Monica Wilson's parents, Scots Presbyterian missionaries, emigrated to Lovedale at the end of the 19th century; Monica was born there on January 3, 1908. From relatively humble beginnings as a missionaryÁ¢'s daughter in Lovedale, Monica Hunter Wilson went on to read History and Anthropology at Girton College, Cambridge, and graduated with a Ph.D. from Cambridge at the age of 26.

She married Godfrey Wilson in 1935.  They had two daughters and two sons. Her Pondoland book, Reaction to Conquest, was immediately proclaimed a classic. Shortly after marrying, she spent three years in the field in western Tanzania just north of Lake Malawi, where she and her husband became thoroughly fluent in the Nyakyusa language and energetically assembled a rich collection of ethnographic data. Their exhaustive joint fieldwork was written up by Monica in four volumes published during the 1950s, delayed as it had been by her husband’s tragic death at the end of the Second World War.

Monica and her husband Godfrey did fieldwork together in Nyakyusa, Ngonde, and Tanganyika from 1935 to 1938. Monica revisited these places in 1955 and then published Good Company: A Study of Nyakyusa Age-Village. Monica wrote another monograph on this topic in 1977 called For Men and Elders. Monica and her husband wrote a joint essay called The Analysis of Social Change in 1945, which was an analysis of social change in colonial Africa. In 1947, Monica was appointed Professor of Social Anthropology at Rhodes University in Grahamstown.

Monica took up her first university post at Fort Hare in 1946 and two years later she took up a position at Rhodes, the first woman to be appointed as a full professor at a South African university. During this period, she participated in the Keiskammahoek Rural Survey, which produced three volumes on rural life, livelihoods and land tenure in the former Ciskei.

After completing this study, she took up a post at the University of Cape Town in 1952. This remained her intellectual home until her retirement in 1973. During this period she produced the three books on the Nyakyusa (1951, 1956, 1958, 1959), co-authored a study on Langa with Archie Mafeje (1965) and worked with Leonard Thompson to produce the landmark Oxford History of South Africa (1968, 1970) in two volumes.

Wilson studied several different areas including the traditions associated with the wedding cake and its introduction to African society. She also studied the education and enculturation of the children there. Two tribes she worked with were the Nguni and the Ndembu. While with the Nguni tribe, she focused more on the entire society. Traditions and rituals were two interesting areas for Wilson, who said "Rituals reveal values at their deepest level...it is the values of the group that are revealed. I see in the study of rituals the key to an understanding of the essential constitution of human societies." Along with wedding rituals she studied the society as a whole.

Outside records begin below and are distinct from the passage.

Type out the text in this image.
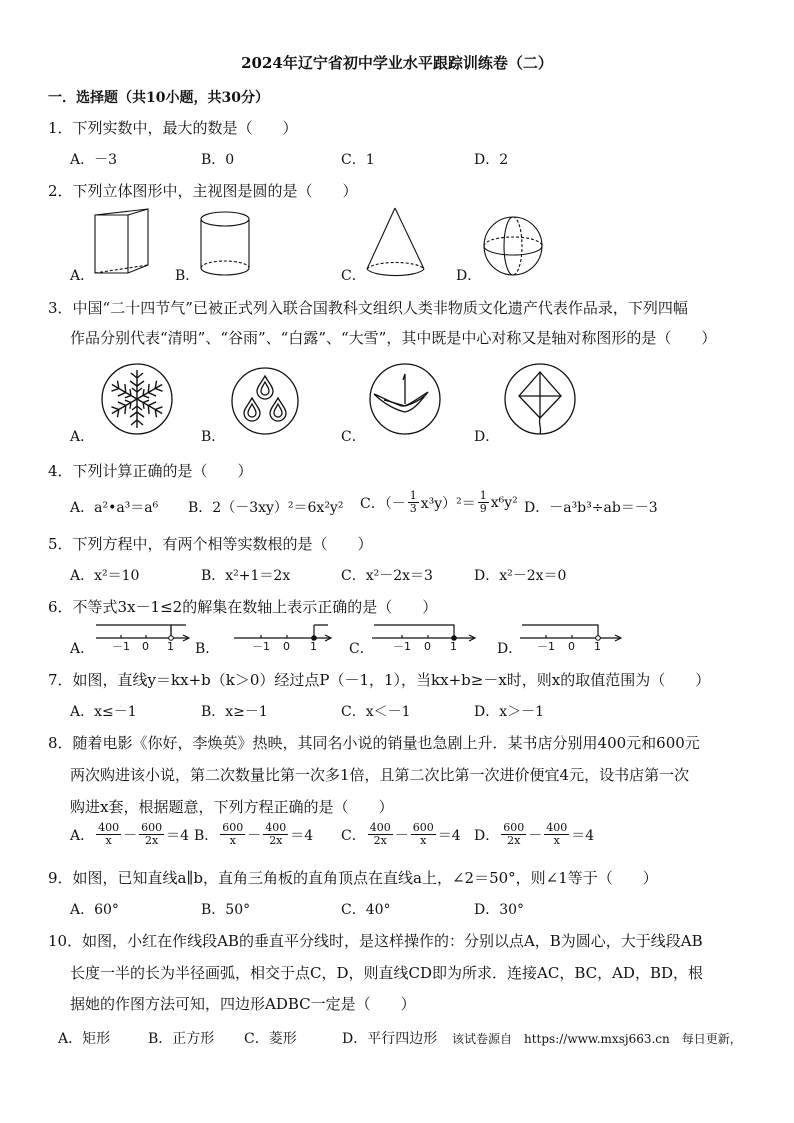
2024年辽宁省初中学业水平跟踪训练卷（二）
一．选择题（共10小题，共30分）
1．下列实数中，最大的数是（　　）
A．－3	B．0	C．1	D．2
2．下列立体图形中，主视图是圆的是（　　）
A．	B．	C．	D．
3．中国“二十四节气”已被正式列入联合国教科文组织人类非物质文化遗产代表作品录，下列四幅
作品分别代表“清明”、“谷雨”、“白露”、“大雪”，其中既是中心对称又是轴对称图形的是（　　）
A．	B．	C．	D．
4．下列计算正确的是（　　）
A．a²•a³＝a⁶ B．2（－3xy）²＝6x²y² C．（－ $\frac{1}{3} x^3y)^2= \frac{1}{9} x^6y^2$ D．－a³b³÷ab＝－3
5．下列方程中，有两个相等实数根的是（　　）
A．x²＝10	B．x²+1＝2x	C．x²－2x＝3	D．x²－2x＝0
6．不等式3x－1≤2的解集在数轴上表示正确的是（　　）
A．	B．	C．	D．
－1 0 1	－1 0 1	－1 0 1	－1 0 1
7．如图，直线y＝kx+b（k＞0）经过点P（－1，1），当kx+b≥－x时，则x的取值范围为（　　）
A．x≤－1	B．x≥－1	C．x＜－1	D．x＞－1
8．随着电影《你好，李焕英》热映，其同名小说的销量也急剧上升．某书店分别用400元和600元
两次购进该小说，第二次数量比第一次多1倍，且第二次比第一次进价便宜4元，设书店第一次
购进x套，根据题意，下列方程正确的是（　　）
A． $\frac{400}{x} - \frac{600}{2x} =4$ B． $\frac{600}{x} - \frac{400}{2x} =4$ C． $\frac{400}{2x} - \frac{600}{x} =4$ D． $\frac{600}{2x} - \frac{400}{x} =4$
9．如图，已知直线a∥b，直角三角板的直角顶点在直线a上，∠2＝50°，则∠1等于（　　）
A．60°	B．50°	C．40°	D．30°
10．如图，小红在作线段AB的垂直平分线时，是这样操作的：分别以点A，B为圆心，大于线段AB
长度一半的长为半径画弧，相交于点C，D，则直线CD即为所求．连接AC，BC，AD，BD，根
据她的作图方法可知，四边形ADBC一定是（　　）
A．矩形	B．正方形 C．菱形	D．平行四边形 该试卷源自　https://www.mxsj663.cn　每日更新，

Monica developed an international reputation as an anthropologist and lectured all over the world. In 1952 she won a Rivers Memorial Medal for socio-anthropological fieldwork in Southern Africa. Besides her fieldwork, Monica published a book titled Religion and the Transformation of Society: A Study In Social Change in Africa.

She was a distinguished scholar and Head of Department of Social Anthropology at the University of Cape Town from 1952 to 1973.  Monica dispelled many myths about African society that had arisen from racially based history and anthropological writings, particularly regarding colonial rule and the justification for apartheid.

The work of Monica Wilson has left an enormous legacy in South African anthropology and history, and the field of African studies more generally. The quality of her fieldwork, her fluency in the languages of her respondents, her eye for detail, her unique insights into the position of women in African society, and her commitment to documenting social and cultural change in Southern and Central Africa remain exemplary.  Since her death, historians and anthropologists that have either developed or revisited key research sites and themes in her central and southern African ethnography reflect the continuing influence of her work in a growing number of studies.

Monica also edited Professor ZK Matthews’ biography.  He died in 1968 before he could finish his autobiography when his wife, Frieda Matthews, asked Monica to prepare it for publication.  Published in 1981 under the title Freedom For My People, Monica completed the memoir by adding some chapters to it.

Monica Hunter Wilson's groundbreaking research work in indigenous communities in the Eastern Cape, and her immersion in the cultures and languages of these  communities, is a clear illustration that she did not see her role as an academic detached from the day to day reality of ordinary people.

Wilson is regarded as one of the heroines of South Africa's intellectual history. Her name appears in the African National Congress's list of 100 foremost heroes/ heroines of the Eastern Cape alongside legendary figures such as Nelson Mandela, Steve Biko, Oliver Tambo, and Govan Mbeki.

Monica Wilson retired to Hogsback where she passed away on 26 October 1982.